Despite its noble intentions, compelling central performance, and undeniable visual artistry, The Million Dollar Hotel struggles to fully cohere. The narrative meanders, the central mystery often feels secondary to the character studies, and the tonal shifts, particularly involving Gibson's character, can be jarring. It feels like a film caught between sensibilities – the raw emotion Bono likely envisioned and the more detached, philosophical approach favoured by Wenders.

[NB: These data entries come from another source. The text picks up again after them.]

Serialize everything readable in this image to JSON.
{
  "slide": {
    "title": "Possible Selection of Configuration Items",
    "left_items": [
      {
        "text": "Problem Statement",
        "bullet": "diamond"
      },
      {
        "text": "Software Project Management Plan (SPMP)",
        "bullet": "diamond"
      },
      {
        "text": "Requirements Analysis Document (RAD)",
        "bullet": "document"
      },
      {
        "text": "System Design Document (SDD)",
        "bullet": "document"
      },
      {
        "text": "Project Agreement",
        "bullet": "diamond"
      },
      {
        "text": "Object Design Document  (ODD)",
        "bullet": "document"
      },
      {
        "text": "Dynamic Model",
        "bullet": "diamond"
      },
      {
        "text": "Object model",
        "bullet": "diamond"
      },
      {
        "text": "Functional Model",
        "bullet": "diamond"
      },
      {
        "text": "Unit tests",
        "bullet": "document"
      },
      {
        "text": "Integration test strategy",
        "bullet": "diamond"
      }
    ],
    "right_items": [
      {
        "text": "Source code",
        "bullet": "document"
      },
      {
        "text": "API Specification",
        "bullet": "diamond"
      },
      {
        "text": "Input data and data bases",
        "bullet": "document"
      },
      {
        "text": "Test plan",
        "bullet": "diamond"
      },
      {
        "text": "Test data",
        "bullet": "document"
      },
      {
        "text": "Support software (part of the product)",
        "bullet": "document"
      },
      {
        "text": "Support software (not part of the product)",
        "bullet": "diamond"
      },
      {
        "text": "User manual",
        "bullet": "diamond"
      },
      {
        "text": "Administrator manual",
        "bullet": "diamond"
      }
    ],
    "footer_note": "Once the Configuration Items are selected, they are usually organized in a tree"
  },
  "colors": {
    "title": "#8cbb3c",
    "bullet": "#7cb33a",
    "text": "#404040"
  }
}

Its reception reflected this dissonance. While it won the Silver Bear Jury Prize at the Berlin International Film Festival, it received largely negative reviews in the United States and performed poorly at the box office (reportedly costing around $8 million, it struggled to recoup its budget). Yet, like many films that don't quite hit the mark commercially or critically upon release, it retains a certain fascination. It’s an ambitious misfire, perhaps, but one filled with moments of genuine beauty and powered by Jeremy Davies' unforgettable performance. It asks us to look closer at those society often ignores, to find the extraordinary within the mundane, even if it doesn't quite know how to fully articulate its own questions.

Rating: 5/10

This score reflects a film brimming with artistic intent and boasting a truly captivating central performance, yet ultimately hampered by an uneven script, tonal inconsistencies, and a narrative that feels less compelling than the atmosphere it creates. It's a fascinating curio, a collaboration that sounds incredible on paper but resulted in something more perplexing than profound.

It remains a poignant reminder of a certain kind of early 2000s filmmaking ambition – star-driven yet deeply idiosyncratic, a film reaching for poetry but sometimes stumbling over its own feet, leaving behind a lingering sense of what might have been.